Mais il n’y a pas que l’AfD dans les «nouveaux Länder». Il y a partout des mouvements antifascistes qui descendent dans la rue pour l’accueil des réfugié·es et contre la démagogie nationaliste. Il y a des collectifs qui prônent un changement écologique, qui ramènent la culture dans les régions rurales, qui établissent un lien entre les consommateurs et les producteurs, qui se mobilisent pour une solidarité avec les résistances des autres continents. Il existe un mouvement qui ne s’identifie pas aux partis politiques, mais cherche des solutions et des réponses sur le terrain. C’est l’héritier des mouvements citoyens de 1989 et il a beaucoup appris depuis.
- Le 1er mars 1990, l’avant-dernier gouvernement de la RDA, sous la direction de Hans Modrow, décide de créer une «institution pour l’administration fiduciaire des biens publics» dans le but de préserver les biens publics et de les administrer dans l’intérêt public. Le 18 mars, le gouvernement de Hans Modrow est destitué et l’Alliance pour l’Allemagne d’Helmut Kohl obtient 45,2% des voix dans l’ancienne RDA.
- A partir du 7 décembre, le nouveau gouvernement dirigé par Modrow accepte de discuter avec les nouveaux groupes d’opposition et les Eglises, lors d’une «table ronde centrale». D’autres «tables rondes» vont se former à l’échelon communal.
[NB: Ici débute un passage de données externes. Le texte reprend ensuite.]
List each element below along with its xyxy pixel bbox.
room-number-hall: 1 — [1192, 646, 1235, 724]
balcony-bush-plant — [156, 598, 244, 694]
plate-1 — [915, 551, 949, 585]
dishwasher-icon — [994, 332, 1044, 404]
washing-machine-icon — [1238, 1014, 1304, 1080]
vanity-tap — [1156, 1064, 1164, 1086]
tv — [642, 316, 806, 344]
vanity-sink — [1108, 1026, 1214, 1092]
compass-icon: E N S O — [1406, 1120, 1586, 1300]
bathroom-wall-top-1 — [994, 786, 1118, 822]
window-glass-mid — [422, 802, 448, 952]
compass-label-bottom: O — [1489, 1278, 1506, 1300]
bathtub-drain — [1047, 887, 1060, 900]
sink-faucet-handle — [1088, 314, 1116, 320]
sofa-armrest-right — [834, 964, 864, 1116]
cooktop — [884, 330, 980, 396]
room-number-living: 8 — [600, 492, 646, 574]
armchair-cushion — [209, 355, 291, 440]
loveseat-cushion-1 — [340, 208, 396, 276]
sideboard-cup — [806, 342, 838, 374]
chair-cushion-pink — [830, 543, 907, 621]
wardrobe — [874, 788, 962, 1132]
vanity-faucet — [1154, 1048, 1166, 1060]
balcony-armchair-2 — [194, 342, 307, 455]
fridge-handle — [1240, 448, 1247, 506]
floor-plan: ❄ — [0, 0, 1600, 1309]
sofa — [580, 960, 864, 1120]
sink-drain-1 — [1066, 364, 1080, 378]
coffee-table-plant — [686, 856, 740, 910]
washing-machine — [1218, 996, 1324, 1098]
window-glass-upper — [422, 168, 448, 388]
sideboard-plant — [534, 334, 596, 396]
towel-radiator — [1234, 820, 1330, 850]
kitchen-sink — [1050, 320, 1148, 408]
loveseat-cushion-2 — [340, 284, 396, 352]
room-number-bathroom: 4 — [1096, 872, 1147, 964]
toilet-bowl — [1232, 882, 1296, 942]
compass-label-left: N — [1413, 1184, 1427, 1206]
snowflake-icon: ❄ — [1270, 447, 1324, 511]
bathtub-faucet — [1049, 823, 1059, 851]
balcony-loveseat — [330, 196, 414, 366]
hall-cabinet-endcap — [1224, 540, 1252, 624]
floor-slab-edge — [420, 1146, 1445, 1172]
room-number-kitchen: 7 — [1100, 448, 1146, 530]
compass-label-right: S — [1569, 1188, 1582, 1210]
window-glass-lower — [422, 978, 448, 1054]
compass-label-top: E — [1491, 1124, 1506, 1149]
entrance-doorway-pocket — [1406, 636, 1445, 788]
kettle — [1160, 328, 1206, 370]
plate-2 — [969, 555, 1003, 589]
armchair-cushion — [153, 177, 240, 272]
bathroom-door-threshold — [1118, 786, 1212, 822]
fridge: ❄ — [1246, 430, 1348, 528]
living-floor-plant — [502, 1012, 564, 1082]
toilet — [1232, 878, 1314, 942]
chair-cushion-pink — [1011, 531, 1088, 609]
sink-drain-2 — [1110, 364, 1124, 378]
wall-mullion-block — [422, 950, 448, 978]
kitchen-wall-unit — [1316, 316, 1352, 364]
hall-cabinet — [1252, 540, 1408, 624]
- Courant intellectuel et politique, apparu en Allemagne à la fin du 19e siècle et au début du 20esiècle, qui englobe un ensemble de personnalités et d’associations dont l’élément commun est le projet de donner à l’ensemble des Allemands une spiritualité païenne, en général le paganisme germanique. Ce courant joua un rôle important lors de la révolution conservatrice sous la république de Weimar et certaines de ses idées furent reprises par le nazisme. (Voir Les percées de l’extrême droite en milieu rural de Herma Ebinger, juin 2019, Archipel 282.)
- Du 22 au 26 août, des centaines d’extrémistes de droite attaquent, chaque soir, le foyer de demandeur·euses d’asile et de travailleur·euses immigré·es de Rostock (ex-R.D.A.). Les émeutier·es saccagent les locaux – qui ont été évacués – en scandant des slogans xénophobes et racistes, sous les applaudissements de nombreux habitant·es de la ville. A quelques semaines d’intervalle, Hoyerswerda et Mölln ont aussi été le théâtre de pogroms semblables.
- Le Nationaldemokratische Partei Deutschlands, est un parti politique ultranationaliste allemand, fondé le 28 novembre 1964 par d’anciens militants d’extrême droite du Parti socialiste du Reich (SRP) et du Parti impérial allemand (DRP).
- Respectivement «Union chrétienne-démocrate», CDU, parti libéral-conservateur, et «Parti social-démocrate» d’Allemagne, SPD.